Boone Nguyen

Boone Nguyen

Boone Nguyen is a photographer, installation artist, and curator of film and visual and performing arts. His current work explores how cultural practices and natural forces reclaim and transform places that have been subjected to economic, political, and environmental devastation. Focused on how villagers honor their dead and repurpose bomb craters, Đất Nước (2016), Boone's multimedia installation at Indigo Bleu Gallery in Philadelphia, explored villagers' relationship to land and place in Vietnam's Mekong Delta region. He was a producer for Bryan Green's The Philadelphia Bicycle Vignette Story, which premiered at the 6th Annual BlackStar Film Festival, and was nominated for Best Narrative Short. He is currently working on a project about migration and placemaking commissioned by the Asian Arts Initiative, with original funding from the Pew Center for Arts & Heritage, Philadelphia. The multimedia project will premiere in May 2018 and is a part of Asian Arts Initiative's (ex)CHANGE: History, Place, Presence project. 

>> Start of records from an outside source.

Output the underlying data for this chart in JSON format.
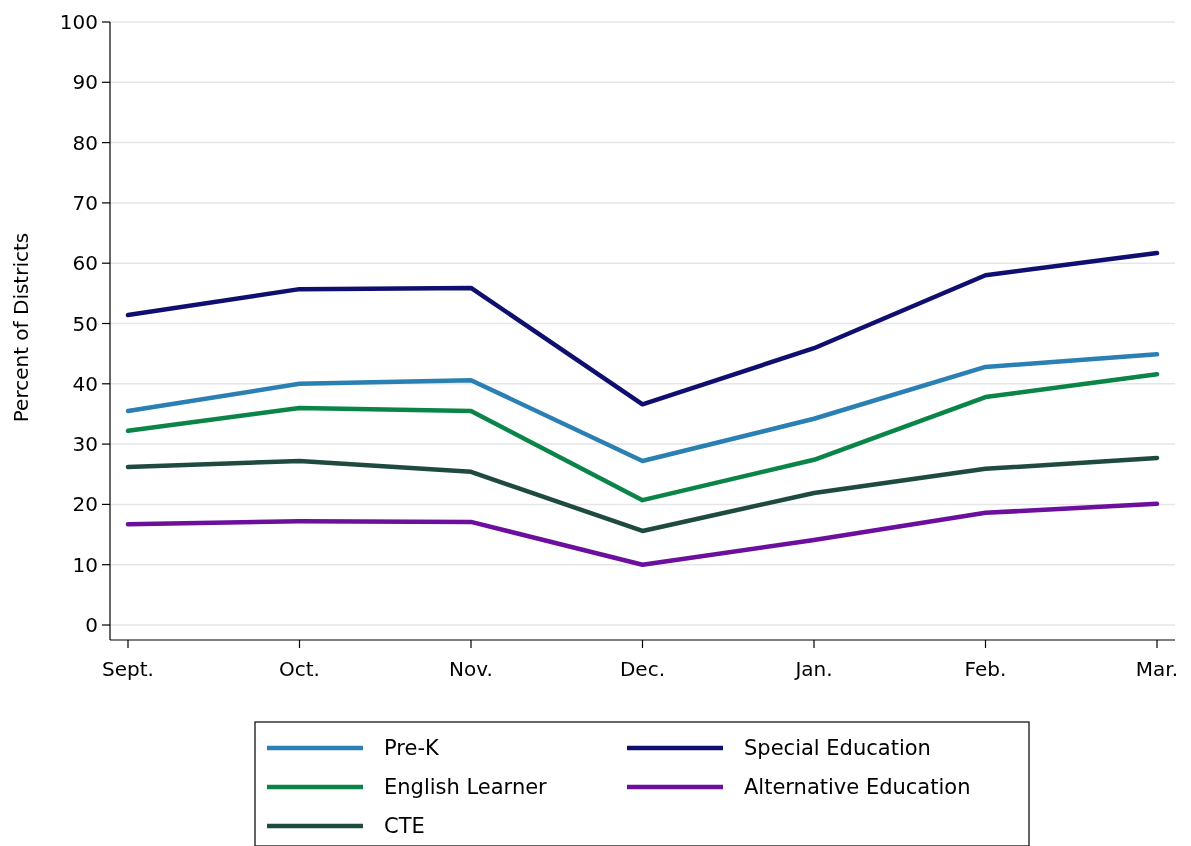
{
  "chart_data": {
    "type": "line",
    "ylabel": "Percent of Districts",
    "categories": [
      "Sept.",
      "Oct.",
      "Nov.",
      "Dec.",
      "Jan.",
      "Feb.",
      "Mar."
    ],
    "ylim": [
      0,
      100
    ],
    "yticks": [
      0,
      10,
      20,
      30,
      40,
      50,
      60,
      70,
      80,
      90,
      100
    ],
    "grid": "y",
    "legend": "bottom",
    "line_style": "solid",
    "marker": "none",
    "series": [
      {
        "name": "Pre-K",
        "color": "#2a7fb3",
        "values": [
          35.5,
          40.0,
          40.6,
          27.2,
          34.2,
          42.8,
          44.9
        ]
      },
      {
        "name": "English Learner",
        "color": "#0a8447",
        "values": [
          32.2,
          36.0,
          35.5,
          20.7,
          27.4,
          37.8,
          41.6
        ]
      },
      {
        "name": "CTE",
        "color": "#1f4a40",
        "values": [
          26.2,
          27.2,
          25.4,
          15.6,
          21.9,
          25.9,
          27.7
        ]
      },
      {
        "name": "Special Education",
        "color": "#0f0f70",
        "values": [
          51.4,
          55.7,
          55.9,
          36.6,
          45.9,
          58.0,
          61.7
        ]
      },
      {
        "name": "Alternative Education",
        "color": "#6b0f9c",
        "values": [
          16.7,
          17.2,
          17.1,
          10.0,
          14.1,
          18.6,
          20.1
        ]
      }
    ]
  }
}
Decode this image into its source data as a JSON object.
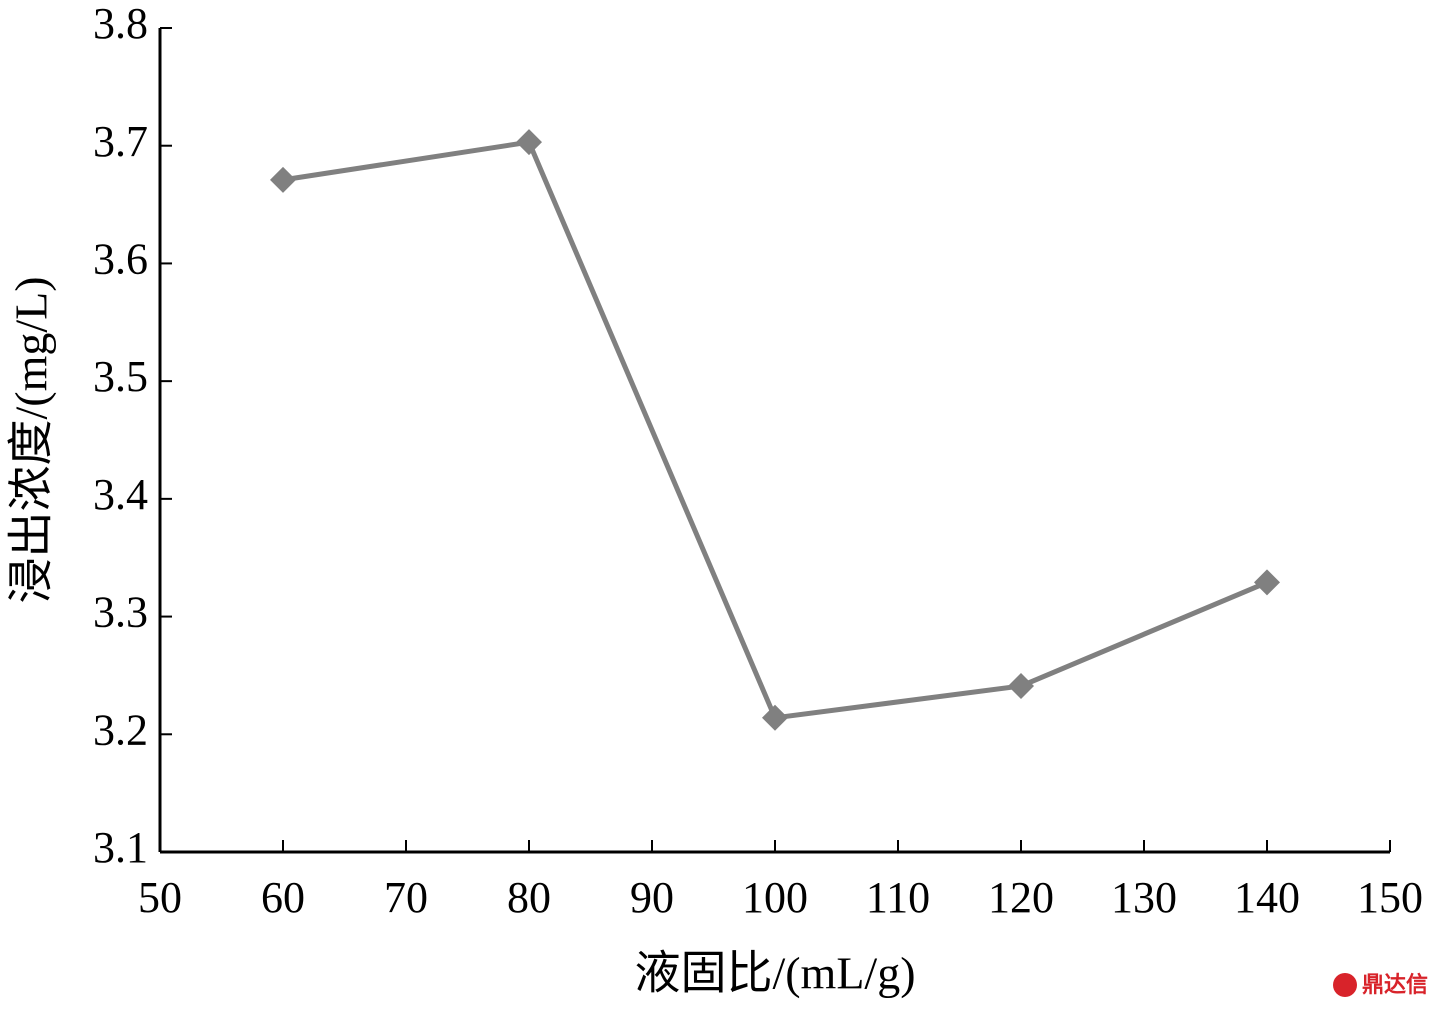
{
  "chart_data": {
    "type": "line",
    "x_label": "液固比/(mL/g)",
    "y_label": "浸出浓度/(mg/L)",
    "x": [
      60,
      80,
      100,
      120,
      140
    ],
    "series": [
      {
        "color": "#808080",
        "values": [
          3.671,
          3.703,
          3.214,
          3.241,
          3.329
        ]
      }
    ],
    "xlim": [
      50,
      150
    ],
    "xticks": [
      50,
      60,
      70,
      80,
      90,
      100,
      110,
      120,
      130,
      140,
      150
    ],
    "ylim": [
      3.1,
      3.8
    ],
    "yticks": [
      3.1,
      3.2,
      3.3,
      3.4,
      3.5,
      3.6,
      3.7,
      3.8
    ],
    "watermark": "鼎达信"
  }
}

Boone Nguyen was born in Nha Trang, Vietnam and lived in Saigon until the age of seven, when his family resettled as refugees in South Philadelphia. Over the years, he held key positions at Scribe Video Center, Frameline, and Asian Arts Initiative. A short report on Boone's work recently aired on PBS member station WHYY-TV as part of its broadcast of Ken Burns' The Vietnam War. He earned an M.A. in Ethnic Studies from the University of California, San Diego, where he was a Cota Robles Fellow, and a B.A. in American Studies from Yale University.
 

Projects
Đi thì không có đường về (Leave, Then There’s No Way Home)

Đi thì không có đường về (Leave, Then There’s No Way Home), 2018

With images and sound from communities in South Philadelphia and Vietnam, Đi thì không có đường về is a multimedia installation about how cultural practices and collectivity can reclaim and transform spaces that have been subject to social, political and economic dislocation.